Vulcan's Hammer: Hunger Games And I Am Legend Director To Adapt Philip K. Dick

Philip K. Dick is heading back to the big screen with a little help from director Francis Lawrence ("The Hunger Games"). The influential sci-fi author is best known for penning "Do Androids Dream of Electric Sheep?" (AKA "Blade Runner") but he also wrote the short stories "Minority Report" (AKA ... the movie "Minority Report") and "We Can Remember It for You Wholesale" (AKA "Total Recall"). If you're keyed into science-fiction movies, you've definitely seen something inspired or ripped from the mind of Dick, even if you've never read his work. Although you really should, he's the man and he has a pretty large body of work to explore despite the fact that he passed away in 1982 when he was in his early fifties.
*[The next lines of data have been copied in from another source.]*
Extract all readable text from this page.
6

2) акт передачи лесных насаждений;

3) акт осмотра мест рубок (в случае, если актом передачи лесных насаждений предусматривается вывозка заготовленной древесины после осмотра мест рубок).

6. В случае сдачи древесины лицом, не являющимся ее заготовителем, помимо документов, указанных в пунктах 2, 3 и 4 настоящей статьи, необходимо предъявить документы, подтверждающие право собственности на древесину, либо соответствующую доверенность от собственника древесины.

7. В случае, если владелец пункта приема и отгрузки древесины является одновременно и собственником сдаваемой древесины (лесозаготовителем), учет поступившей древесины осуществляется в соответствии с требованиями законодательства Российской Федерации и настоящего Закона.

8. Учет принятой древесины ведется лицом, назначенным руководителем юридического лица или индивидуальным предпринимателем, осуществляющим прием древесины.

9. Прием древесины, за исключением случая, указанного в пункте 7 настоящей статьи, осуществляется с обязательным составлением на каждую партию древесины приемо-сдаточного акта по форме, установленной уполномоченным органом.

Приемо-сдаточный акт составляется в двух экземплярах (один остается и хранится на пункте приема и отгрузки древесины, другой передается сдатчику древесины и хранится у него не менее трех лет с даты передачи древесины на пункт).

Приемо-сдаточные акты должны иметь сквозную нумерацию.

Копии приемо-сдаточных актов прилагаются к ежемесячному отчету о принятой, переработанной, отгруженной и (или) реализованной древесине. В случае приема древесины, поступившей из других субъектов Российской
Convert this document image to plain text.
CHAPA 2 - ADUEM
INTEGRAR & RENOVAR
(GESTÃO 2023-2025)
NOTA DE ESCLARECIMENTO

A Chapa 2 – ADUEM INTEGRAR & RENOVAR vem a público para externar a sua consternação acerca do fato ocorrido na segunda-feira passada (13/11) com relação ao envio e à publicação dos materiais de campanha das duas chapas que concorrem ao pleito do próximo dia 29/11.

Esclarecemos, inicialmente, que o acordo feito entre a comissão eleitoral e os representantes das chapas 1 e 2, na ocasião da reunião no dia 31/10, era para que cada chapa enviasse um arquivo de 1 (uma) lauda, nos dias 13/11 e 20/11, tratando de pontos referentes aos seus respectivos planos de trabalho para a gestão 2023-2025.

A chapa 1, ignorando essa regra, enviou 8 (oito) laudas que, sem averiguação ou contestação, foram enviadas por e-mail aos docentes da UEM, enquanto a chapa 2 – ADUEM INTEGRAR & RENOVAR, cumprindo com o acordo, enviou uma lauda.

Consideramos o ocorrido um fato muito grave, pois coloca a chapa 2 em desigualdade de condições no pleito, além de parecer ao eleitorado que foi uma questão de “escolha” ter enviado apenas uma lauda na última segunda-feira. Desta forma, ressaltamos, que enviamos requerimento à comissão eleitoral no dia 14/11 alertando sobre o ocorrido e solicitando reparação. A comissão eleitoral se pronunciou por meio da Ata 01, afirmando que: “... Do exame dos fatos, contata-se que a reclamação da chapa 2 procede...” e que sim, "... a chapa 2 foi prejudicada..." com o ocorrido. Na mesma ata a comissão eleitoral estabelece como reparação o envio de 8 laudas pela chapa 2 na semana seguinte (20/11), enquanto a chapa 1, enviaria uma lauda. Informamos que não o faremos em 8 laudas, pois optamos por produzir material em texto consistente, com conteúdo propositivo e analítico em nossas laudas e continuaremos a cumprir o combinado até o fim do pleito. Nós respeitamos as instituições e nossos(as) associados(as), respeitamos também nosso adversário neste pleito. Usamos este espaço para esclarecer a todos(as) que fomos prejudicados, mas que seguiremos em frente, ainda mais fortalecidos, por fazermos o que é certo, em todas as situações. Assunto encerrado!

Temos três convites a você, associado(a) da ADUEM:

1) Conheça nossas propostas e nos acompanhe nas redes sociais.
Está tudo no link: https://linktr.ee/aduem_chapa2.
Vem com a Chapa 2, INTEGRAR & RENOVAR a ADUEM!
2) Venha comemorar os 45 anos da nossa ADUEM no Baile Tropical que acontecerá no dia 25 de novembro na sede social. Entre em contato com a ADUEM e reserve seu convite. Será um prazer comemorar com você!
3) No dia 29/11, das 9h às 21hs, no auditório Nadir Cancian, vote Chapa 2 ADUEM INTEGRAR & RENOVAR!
But if you've never heard of Dick or the movies influenced by his stories, maybe this news will be the catalyst you're looking for to jump right in. According to The Hollywood Reporter, Lawrence, his company About:blank, and New Republic Pictures are coming together to adapt Dick's novel "Vulcan's Hammer." Besides spearheading the business aspect of the project, Lawrence, who has a resume filled with dystopian sci-fi bangers including "I Am Legend," is also set to direct which feels like a solid match.

Hammer Time

"Vulcan's Hammer" was published in 1960 and takes place on earth in 2029. (Spooky scary!) The novel is set after a horrible world war causes the formation of an organization called Unity that runs essentially the entire world with the help of some AI technology. One of Unity's Vulcan AI computers becomes sentient and things get even bleaker than they were before. In classic Dick style, it's a novel that asks a lot of philosophical leaning questions but is still delightfully pulpy sci-fi. I'd bet the movie will dig into the question of sentience and the double crossing that's laced throughout the novel.

Rounding out the team that's been announced so far is Brian Oliver, Bradley Fischer, Cameron MacConomy, and Isa Dick Hackett who will all be taking on producer roles. There's no word on who will be staring in the film, when it might be released or where it might be released, but considering this news is hot off the press, that's to be expected. Until we get a little more news about "Vulcan's Hammer," why don't you use this as your excuse to check out the many Dick adaptations that are already out in the wild, including the TV version of the "The Man in the High Castle" or the rotoscoped "Through A Scanner Darkly."